In March I finished up a series of posts about being locked in to our ideas of ourselves and manipulating the data to match what we already think. Of course if you've seen my posts here you know I am definitely guilty of that too.

https://wanderingtrees.com/2016/03

May 2016 is a big month for me. In May I sort out my ancestryDNA Elmore match, break through some brick walls, connect a previously unknown Elmore son to the family of Halsey Orton Elmore and finally see the dark matter holding the Elmores and Thompsons together.

https://wanderingtrees.com/2016/05

June 2016. I added a post about the Carr family. A triangulation group I tried to put together about a year ago, but didn't quite succeed. Now with the discovery of my Elmore/Carr family, those matches make a lot of sense if not a successful triangulation.

https://wanderingtrees.com/2016/06


July 2016. I have the opportunity to do more work with the U152 Thompsons and AncestryDNA is living up to the hype as far as getting new matches goes. Getting triangulated matches is still a struggle though as I find that more of my matches do not attach trees, have hidden trees and do not respond to contacts.

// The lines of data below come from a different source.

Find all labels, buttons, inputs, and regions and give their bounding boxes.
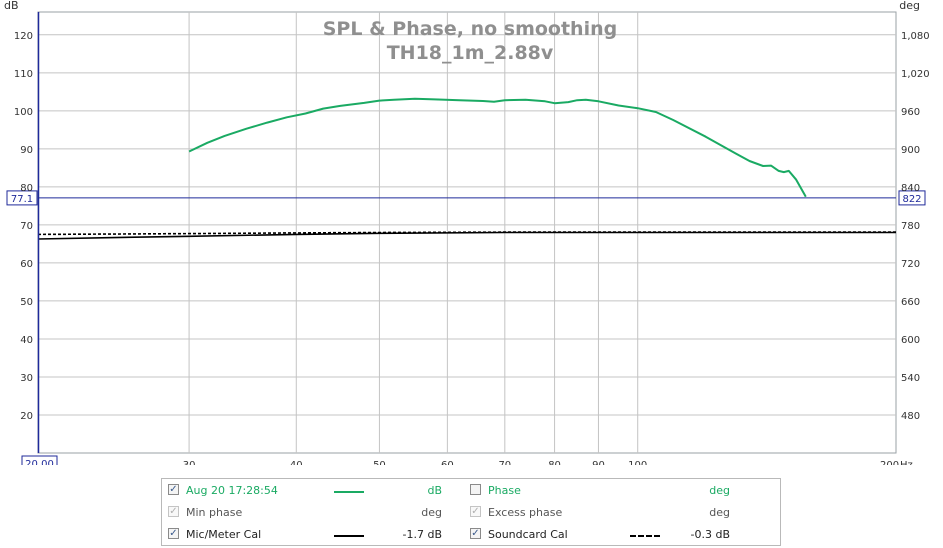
series-soundcard-cal (37, 231, 896, 236)
legend: ✓ Aug 20 17:28:54 dB Phase deg ✓ Min pha… (161, 478, 781, 546)
x-start-label: 20.00 (25, 459, 54, 465)
legend-value: dB (427, 484, 442, 497)
checkbox-icon[interactable]: ✓ (168, 484, 179, 495)
checkbox-icon[interactable]: ✓ (168, 528, 179, 539)
legend-item-mic-cal[interactable]: ✓ Mic/Meter Cal -1.7 dB (168, 525, 468, 545)
legend-row: ✓ Mic/Meter Cal -1.7 dB ✓ Soundcard Cal … (162, 525, 780, 545)
x-tick-label: 70 (498, 460, 511, 465)
y-tick-label: 110 (14, 69, 33, 80)
cursor-left-label: 77.1 (11, 194, 33, 205)
y-tick-label: 90 (20, 145, 33, 156)
legend-value: deg (421, 506, 442, 519)
y-tick-label: 80 (20, 183, 33, 194)
y2-tick-label: 840 (901, 183, 920, 194)
checkbox-icon[interactable] (470, 484, 481, 495)
legend-value: deg (709, 484, 730, 497)
y-tick-label: 70 (20, 221, 33, 232)
y2-tick-label: 480 (901, 411, 920, 422)
legend-row: ✓ Aug 20 17:28:54 dB Phase deg (162, 481, 780, 501)
y2-tick-label: 1,020 (901, 69, 930, 80)
legend-label: Aug 20 17:28:54 (186, 484, 278, 497)
legend-item-soundcard-cal[interactable]: ✓ Soundcard Cal -0.3 dB (470, 525, 776, 545)
legend-item-excess-phase[interactable]: ✓ Excess phase deg (470, 503, 776, 523)
y2-tick-label: 960 (901, 107, 920, 118)
cursor-right-box (898, 190, 926, 206)
x-tick-label: 50 (373, 460, 386, 465)
y-tick-label: 60 (20, 259, 33, 270)
legend-swatch (630, 535, 660, 537)
x-tick-label: 30 (183, 460, 196, 465)
checkbox-icon[interactable]: ✓ (168, 506, 179, 517)
x-tick-label: 100 (628, 460, 647, 465)
chart-svg: 77.1 822 20 30 40 50 60 70 80 90 100 110 120 480 540 6… (4, 0, 930, 471)
y2-tick-label: 720 (901, 259, 920, 270)
legend-label: Min phase (186, 506, 243, 519)
legend-swatch (334, 535, 364, 537)
legend-item-min-phase[interactable]: ✓ Min phase deg (168, 503, 468, 523)
legend-label: Soundcard Cal (488, 528, 568, 541)
x-tick-label: 40 (290, 460, 303, 465)
legend-label: Mic/Meter Cal (186, 528, 262, 541)
x-end-tick-label: 200 (880, 460, 899, 465)
y2-tick-label: 600 (901, 335, 920, 346)
x-axis-unit: Hz (900, 460, 913, 465)
y2-tick-label: 540 (901, 373, 920, 384)
legend-label: Phase (488, 484, 521, 497)
x-tick-label: 90 (592, 460, 605, 465)
y2-tick-label: 1,080 (901, 31, 930, 42)
cursor: 77.1 822 (6, 12, 926, 453)
legend-value: -1.7 dB (402, 528, 443, 541)
y2-tick-label: 900 (901, 145, 920, 156)
series-layer (37, 97, 896, 240)
y2-tick-label: 780 (901, 221, 920, 232)
legend-item-phase[interactable]: Phase deg (470, 481, 776, 501)
y-axis-unit: dB (4, 0, 19, 12)
checkbox-icon[interactable]: ✓ (470, 528, 481, 539)
y-tick-label: 20 (20, 411, 33, 422)
y2-tick-label: 660 (901, 297, 920, 308)
legend-row: ✓ Min phase deg ✓ Excess phase deg (162, 503, 780, 523)
cursor-left-box (6, 190, 38, 206)
legend-value: deg (709, 506, 730, 519)
legend-label: Excess phase (488, 506, 563, 519)
chart-title: SPL & Phase, no smoothing (323, 18, 617, 40)
series-measurement-spl (188, 97, 807, 198)
x-tick-label: 80 (548, 460, 561, 465)
y2-axis-unit: deg (899, 0, 920, 12)
y-tick-label: 50 (20, 297, 33, 308)
chart-subtitle: TH18_1m_2.88v (387, 42, 554, 64)
y-tick-label: 40 (20, 335, 33, 346)
legend-value: -0.3 dB (690, 528, 731, 541)
checkbox-icon[interactable]: ✓ (470, 506, 481, 517)
y-tick-label: 30 (20, 373, 33, 384)
x-tick-label: 60 (441, 460, 454, 465)
cursor-right-label: 822 (902, 194, 921, 205)
y-tick-label: 120 (14, 31, 33, 42)
legend-swatch (334, 491, 364, 493)
legend-item-measurement[interactable]: ✓ Aug 20 17:28:54 dB (168, 481, 468, 501)
y-tick-label: 100 (14, 107, 33, 118)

https://wanderingtrees.com/2016/07


August 2016. I spent some time on DF95 and our Y DNA island in time. I talked about Y DNA extinction events and trying to get dates around those events using SNPs. I also posted about Alex Williamson's big tree and his work connecting the lonely DF95 branch to another group under Z18, giving us a common male ancestor after Z18 and a sibling group of men who used to be their own island.